Esta visión normalizadora de la violencia y de la muerte, sigue presente en la forma en la que construimos la vida día a día, limita nuestra capacidad ciudadana de actuar para defender y proteger la vida de todas las personas sin diferencias de ningún tipo; nos cierra la posibilidad de conocer el pasado reciente de nuestro país, encadenarlo con lo que ahora se padece y entender que si esas cosas suceden es porque una sociedad entera lo sigue permitiendo.
Guatemaltecos y guatemaltecas tenemos derechos a vivir y morir de otra manera, sin miedo, sin violencia, humanamente, rodeados/as de cariño, ojalá con tiempo para despedirnos de quienes hemos amado y que sabemos que aunque les dolerá nuestra partida, la aceptarán como un hecho inevitable y normal.

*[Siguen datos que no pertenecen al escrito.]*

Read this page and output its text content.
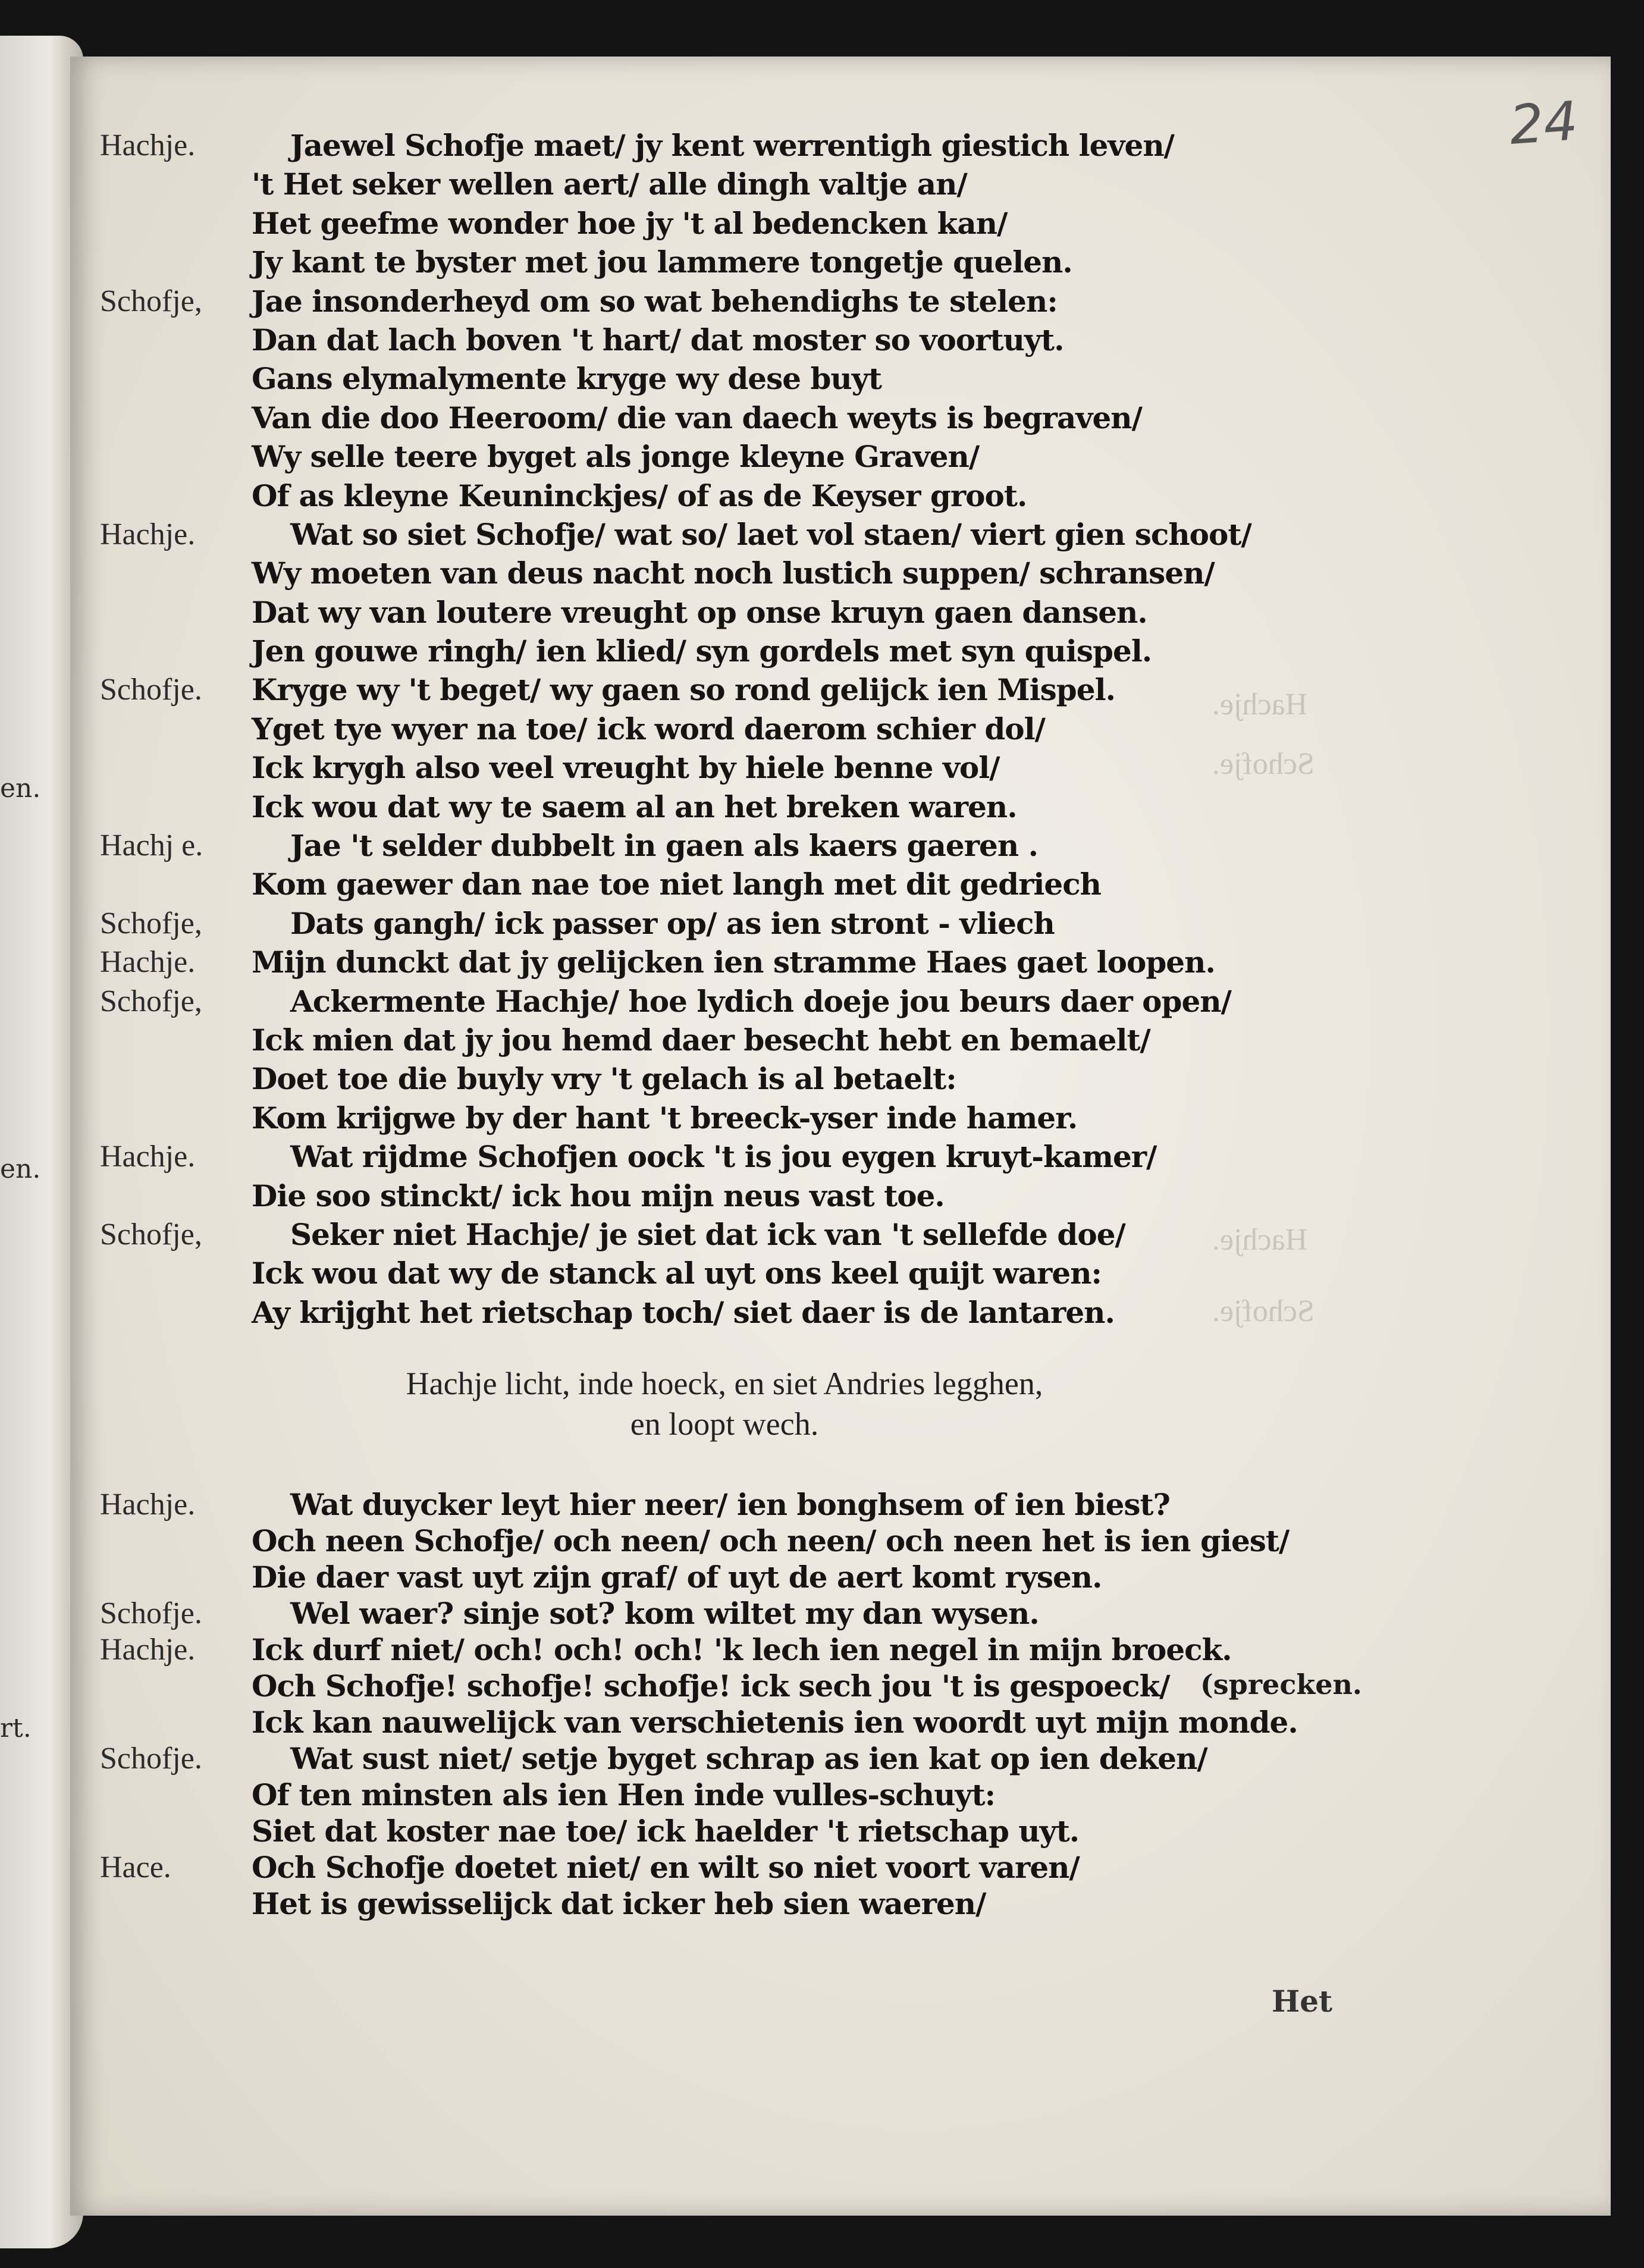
en.
en.
rt.
24
Hachje.
Schofje.
Hachje.
Schofje.
Hachje.	Jaewel Schofje maet/ jy kent werrentigh giestich leven/
't Het seker wellen aert/ alle dingh valtje an/
Het geefme wonder hoe jy 't al bedencken kan/
Jy kant te byster met jou lammere tongetje quelen.
Schofje, Jae insonderheyd om so wat behendighs te stelen:
Dan dat lach boven 't hart/ dat moster so voortuyt.
Gans elymalymente kryge wy dese buyt
Van die doo Heeroom/ die van daech weyts is begraven/
Wy selle teere byget als jonge kleyne Graven/
Of as kleyne Keuninckjes/ of as de Keyser groot.
Hachje.	Wat so siet Schofje/ wat so/ laet vol staen/ viert gien schoot/
Wy moeten van deus nacht noch lustich suppen/ schransen/
Dat wy van loutere vreught op onse kruyn gaen dansen.
Jen gouwe ringh/ ien klied/ syn gordels met syn quispel.
Schofje. Kryge wy 't beget/ wy gaen so rond gelijck ien Mispel.
Yget tye wyer na toe/ ick word daerom schier dol/
Ick krygh also veel vreught by hiele benne vol/
Ick wou dat wy te saem al an het breken waren.
Hachj e.	Jae 't selder dubbelt in gaen als kaers gaeren .
Kom gaewer dan nae toe niet langh met dit gedriech
Schofje,	Dats gangh/ ick passer op/ as ien stront - vliech
Hachje. Mijn dunckt dat jy gelijcken ien stramme Haes gaet loopen.
Schofje,	Ackermente Hachje/ hoe lydich doeje jou beurs daer open/
Ick mien dat jy jou hemd daer besecht hebt en bemaelt/
Doet toe die buyly vry 't gelach is al betaelt:
Kom krijgwe by der hant 't breeck-yser inde hamer.
Hachje.	Wat rijdme Schofjen oock 't is jou eygen kruyt-kamer/
Die soo stinckt/ ick hou mijn neus vast toe.
Schofje,	Seker niet Hachje/ je siet dat ick van 't sellefde doe/
Ick wou dat wy de stanck al uyt ons keel quijt waren:
Ay krijght het rietschap toch/ siet daer is de lantaren.
Hachje licht, inde hoeck, en siet Andries legghen,
en loopt wech.
Hachje.	Wat duycker leyt hier neer/ ien bonghsem of ien biest?
Och neen Schofje/ och neen/ och neen/ och neen het is ien giest/
Die daer vast uyt zijn graf/ of uyt de aert komt rysen.
Schofje.	Wel waer? sinje sot? kom wiltet my dan wysen.
Hachje. Ick durf niet/ och! och! och! 'k lech ien negel in mijn broeck.
Och Schofje! schofje! schofje! ick sech jou 't is gespoeck/ (sprecken.
Ick kan nauwelijck van verschietenis ien woordt uyt mijn monde.
Schofje.	Wat sust niet/ setje byget schrap as ien kat op ien deken/
Of ten minsten als ien Hen inde vulles-schuyt:
Siet dat koster nae toe/ ick haelder 't rietschap uyt.
Hace.	Och Schofje doetet niet/ en wilt so niet voort varen/
Het is gewisselijck dat icker heb sien waeren/
Het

Tenemos derecho a ponerle un nombre a la causa de la muerte que no sea “heridas por arma de fuego”, “acribillado a balazos”, "evidencias de tortura" o “señales de estrangulamiento”, típicos de las noticias de sucesos. Ante esas circunstancia, y lo digo sin sorna, hasta cáncer me suena bien como causa de muerte.
Mi amigo y sus hermanos, su familia, tenían esos derechos, al igual que los niños y niñas que mueren de hambre a diario, junto con todas las víctimas que siguen cayendo como frutos estériles del árbol envenenado de la impunidad que crece robusto en las mentes y los corazones aterrorizados por siglos de violencia criminal ejercida desde del poder.